AN IMPROVED HARD SPHERE EXPANSION CONFORMAL SOLUTION THEORY TO PREDICT VAPOR LIQUID EQUILIBRIA
Doctor of Philosophy
The HSE (Hard Sphere Expansion) theory calculates the thermodynamic properties of a mixture by separating its properties into contributions from molecular repulsion, which are calculated directly from a hard sphere mixture equation of state, and other contributions from various types of intermolecular attraction, which are obtained by corresponding states from known values of similar contributions in a pure reference fluid. Shape factors are used to establish conformality between individual constituents and the reference fluid. This theoretically based approach represents composition dependence better than the empirical mixing rules used in the traditional mixture equations of state.
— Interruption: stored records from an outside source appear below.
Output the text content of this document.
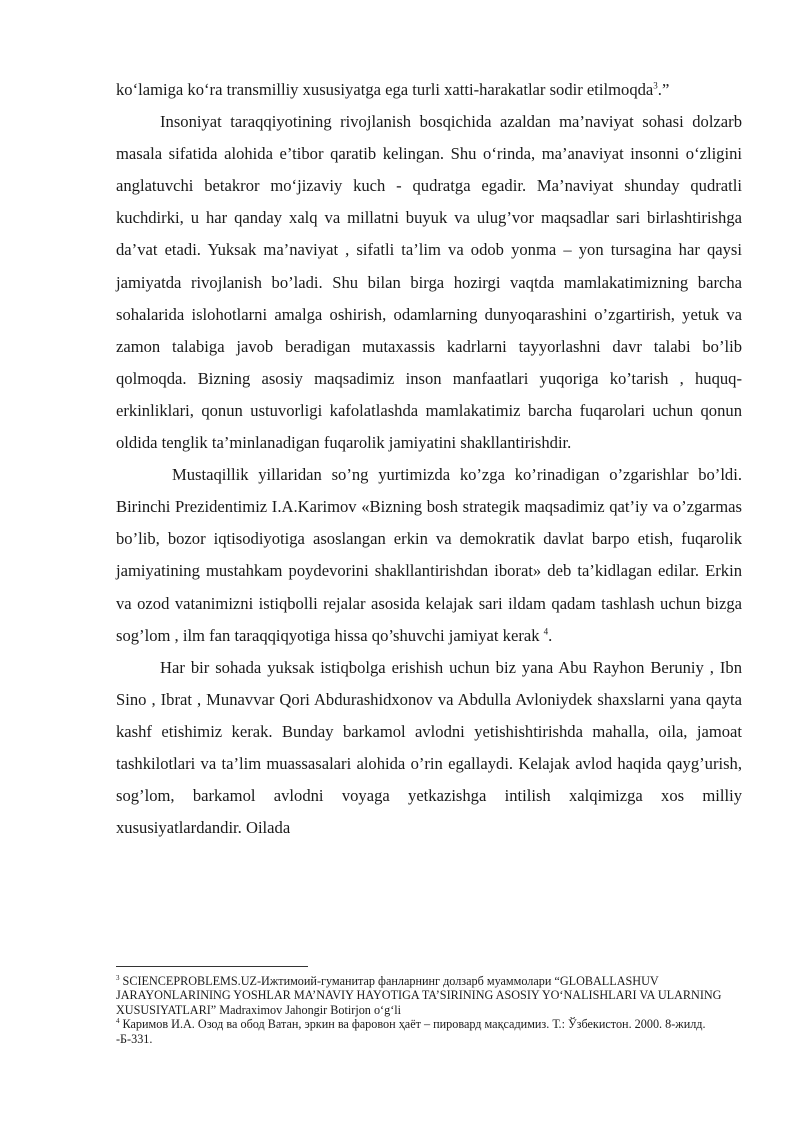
ko‘lamiga ko‘ra transmilliy xususiyatga ega turli xatti-harakatlar sodir etilmoqda$^3$.”

Insoniyat taraqqiyotining rivojlanish bosqichida azaldan ma’naviyat sohasi dolzarb masala sifatida alohida e’tibor qaratib kelingan. Shu o‘rinda, ma’anaviyat insonni o‘zligini anglatuvchi betakror mo‘jizaviy kuch - qudratga egadir. Ma’naviyat shunday qudratli kuchdirki, u har qanday xalq va millatni buyuk va ulug’vor maqsadlar sari birlashtirishga da’vat etadi. Yuksak ma’naviyat , sifatli ta’lim va odob yonma – yon tursagina har qaysi jamiyatda rivojlanish bo’ladi. Shu bilan birga hozirgi vaqtda mamlakatimizning barcha sohalarida islohotlarni amalga oshirish, odamlarning dunyoqarashini o’zgartirish, yetuk va zamon talabiga javob beradigan mutaxassis kadrlarni tayyorlashni davr talabi bo’lib qolmoqda. Bizning asosiy maqsadimiz inson manfaatlari yuqoriga ko’tarish , huquq-erkinliklari, qonun ustuvorligi kafolatlashda mamlakatimiz barcha fuqarolari uchun qonun oldida tenglik ta’minlanadigan fuqarolik jamiyatini shakllantirishdir.

Mustaqillik yillaridan so’ng yurtimizda ko’zga ko’rinadigan o’zgarishlar bo’ldi. Birinchi Prezidentimiz I.A.Karimov «Bizning bosh strategik maqsadimiz qat’iy va o’zgarmas bo’lib, bozor iqtisodiyotiga asoslangan erkin va demokratik davlat barpo etish, fuqarolik jamiyatining mustahkam poydevorini shakllantirishdan iborat» deb ta’kidlagan edilar. Erkin va ozod vatanimizni istiqbolli rejalar asosida kelajak sari ildam qadam tashlash uchun bizga sog’lom , ilm fan taraqqiqyotiga hissa qo’shuvchi jamiyat kerak $^4$.

Har bir sohada yuksak istiqbolga erishish uchun biz yana Abu Rayhon Beruniy , Ibn Sino , Ibrat , Munavvar Qori Abdurashidxonov va Abdulla Avloniydek shaxslarni yana qayta kashf etishimiz kerak. Bunday barkamol avlodni yetishishtirishda mahalla, oila, jamoat tashkilotlari va ta’lim muassasalari alohida o’rin egallaydi. Kelajak avlod haqida qayg’urish, sog’lom, barkamol avlodni voyaga yetkazishga intilish xalqimizga xos milliy xususiyatlardandir. Oilada

$^3$ SCIENCEPROBLEMS.UZ-Ижтимоий-гуманитар фанларнинг долзарб муаммолари “GLOBALLASHUV JARAYONLARINING YOSHLAR MA’NAVIY HAYOTIGA TA’SIRINING ASOSIY YO‘NALISHLARI VA ULARNING XUSUSIYATLARI” Madraximov Jahongir Botirjon o‘g‘li

$^4$ Каримов И.А. Озод ва обод Ватан, эркин ва фаровон ҳаёт – пировард мақсадимиз. Т.: Ўзбекистон. 2000. 8-жилд. -Б-331.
By applying the first and second order variational principles, a procedure is developed to determine the optimal repulsion contribution and rigid core dimensions. The procedure requires an equation of state capable of predicting accurate second derivatives for the reference fluid. A 32 constant modified Benedict-Webb-Rubin (MBWR) equation with exceptional accuracy is used for this purpose. Engineering equations of state are permissible for constituents other than the reference. The new development allows an accurate analytical approach to be applicable to the differentiation of the mixture Helmholtz free energy property with respect to component moles involved in the phase equilibrium calculations. The importance of the reference fluid selected for phase equilibrium calculations is discussed. The reference fluids used are the three hydrocarbons: methane, ethane, and propane. For mixtures containing polar fluids, such as carbon dioxide or hydrogen sulfide, the total attraction contribution may be evaluated entirely from the attraction in a pure nonpolar reference fluid by means of shape factors. An alternate method is to evaluate separate symmetrical and asymmetrical attraction terms, in which the multipole expansion is used to account for the polar contributions. Both approaches are discussed and compared. The HSE theory are applied to gaseous and liquid phases of binary hydrocarbon mixtures containing high concentrations of hydrogen sulfide or carbon dioxide. Calculations of densities and the vapor-liquid composition ratios (K-values) are presented. Good agreement with experimental data is achieved over a wide range of pressure and temperature. The computational procedure is detailed in this work.